Many pundits and experts would have us believe that the demise of the newspaper as we know it is at hand and that newspapers are a weakening market segment for printing in the U.S. There’s no denying that the shuttering of papers like the Rocky Mountain News, Seattle Post-Intelligencer and the daily edition of the Christian Science Monitor posit a profound change in the newspaper industry. But it does not necessarily follow that all newspapers are an endangered species. What it does mean, though, is that the traditional model of newspaper publishing is changing –many would say broken– and that newspaper publishers must create new models for their industry. And digital printing can help.
There are several ways in which digital print can help transform newspapers. The one that’s most often rolled out is customized content at an individual level. This can foster creation of hyper-localized papers, especially weeklies, with links to deeper articles on the web along with web-based discussions that foster local communication. The future is cross-media newspaper publishing combining the best of both print and the web.
Already there are condensed versions of several international newspapers, digitally printed and distributed primarily to hotels and airlines. On long flights, the newspapers being read often contain the stories that will be in the morning paper in the destination cities, helping business travelers stay current. That’s admittedly something of a niche market, but let’s take it a step further.
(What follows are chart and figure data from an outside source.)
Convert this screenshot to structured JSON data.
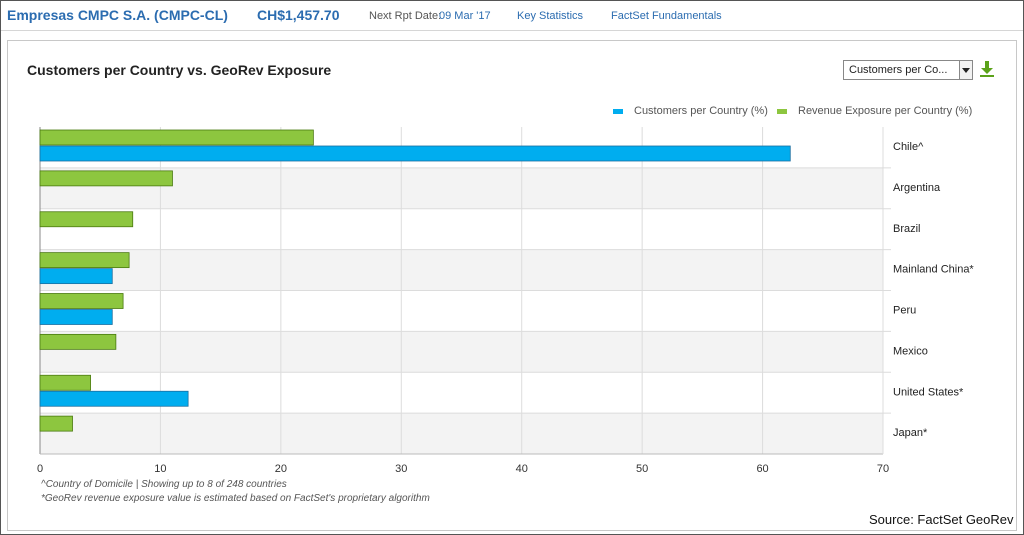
{
  "header": {
    "company": "Empresas CMPC S.A. (CMPC-CL)",
    "price": "CH$1,457.70",
    "next_rpt_label": "Next Rpt Date:",
    "next_rpt_date": "09 Mar '17",
    "key_statistics": "Key Statistics",
    "factset_fundamentals": "FactSet Fundamentals"
  },
  "controls": {
    "selector_value": "Customers per Co...",
    "download_icon": "download-arrow-icon"
  },
  "colors": {
    "customers": "#00adef",
    "revenue": "#8dc63f",
    "link": "#2b6cb0"
  },
  "chart_data": {
    "type": "bar",
    "orientation": "horizontal",
    "title": "Customers per Country vs. GeoRev Exposure",
    "categories": [
      "Chile^",
      "Argentina",
      "Brazil",
      "Mainland China*",
      "Peru",
      "Mexico",
      "United States*",
      "Japan*"
    ],
    "series": [
      {
        "name": "Revenue Exposure per Country (%)",
        "values": [
          22.7,
          11.0,
          7.7,
          7.4,
          6.9,
          6.3,
          4.2,
          2.7
        ]
      },
      {
        "name": "Customers per Country (%)",
        "values": [
          62.3,
          null,
          null,
          6.0,
          6.0,
          null,
          12.3,
          null
        ]
      }
    ],
    "legend_order": [
      "Customers per Country (%)",
      "Revenue Exposure per Country (%)"
    ],
    "legend_position": "top-right",
    "xlim": [
      0,
      70
    ],
    "xticks": [
      0,
      10,
      20,
      30,
      40,
      50,
      60,
      70
    ],
    "xlabel": "",
    "ylabel": "",
    "grid": true
  },
  "footnotes": {
    "line1": "^Country of Domicile | Showing up to 8 of 248 countries",
    "line2": "*GeoRev revenue exposure value is estimated based on FactSet's proprietary algorithm"
  },
  "source": "Source: FactSet GeoRev"
}
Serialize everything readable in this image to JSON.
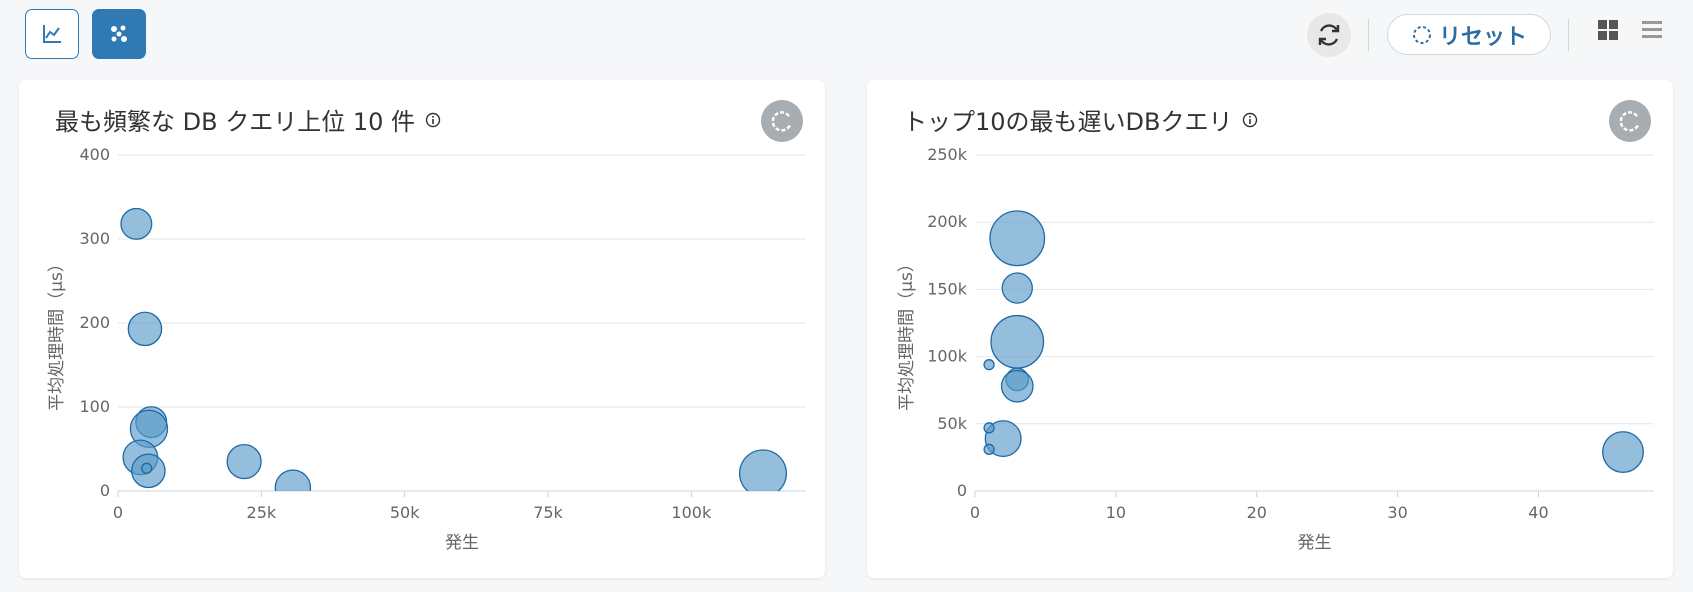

Imagine you’re from Manchester, England and vacationing in Tuscany. You pick up a copy of the Guardian and while reading the latest about Manchester United you find many of the ads to be primarily for Tuscan eateries, tour guides and other businesses that can make your trip more enjoyable.
Or maybe you’re a printer in the United States. You know there are neighborhoods in your city peopled by immigrants from Romania and the Czech Republic, all hungry for news from home. So you work with the newspapers to obtain the digital files and produce the paper for local distribution— with ads for local businesses.
There’s no question that ad pages are dwindling, yet newspaper advertising is still a relatively low-cost way to reach a wide audience. But suppose ads and free-standing inserts were based on zip codes and demographics? Newspapers have long had sections targeting specific circulation areas, replete with ads for local businesses. But imagine such targeting being based on clusters of zip codes so that ads vary based on where the paper was sold or delivered. Improved targeting can make it even more effective if used, for example, in conjunction with a cross-media campaign that points readers to web landing pages that enable tracking and follow-up. Yes, this ads complexity and requires advertisers’ marketing departments to think differently, but it makes newspapers a richer resource and adds value to them as an advertising medium. It means that newspapers and advertisers alike have to change the way they think, but it’s hardly an insurmountable barrier or insoluble problem.
There’s no question that newspapers are going to change. And there’s no doubt that many in the U.S. are going to fail. But if newspaper publishers join the 21st century and change how they think about their business, they can revitalize their operations and redefine their enterprise. Digital print, both toner and inkjet technologies, combined with an array of readily available software, can help make this a reality. Newspapers aren’t dead, or even dying. But many need an injection of imagination and digital technology to reinvent them as a 21st century media.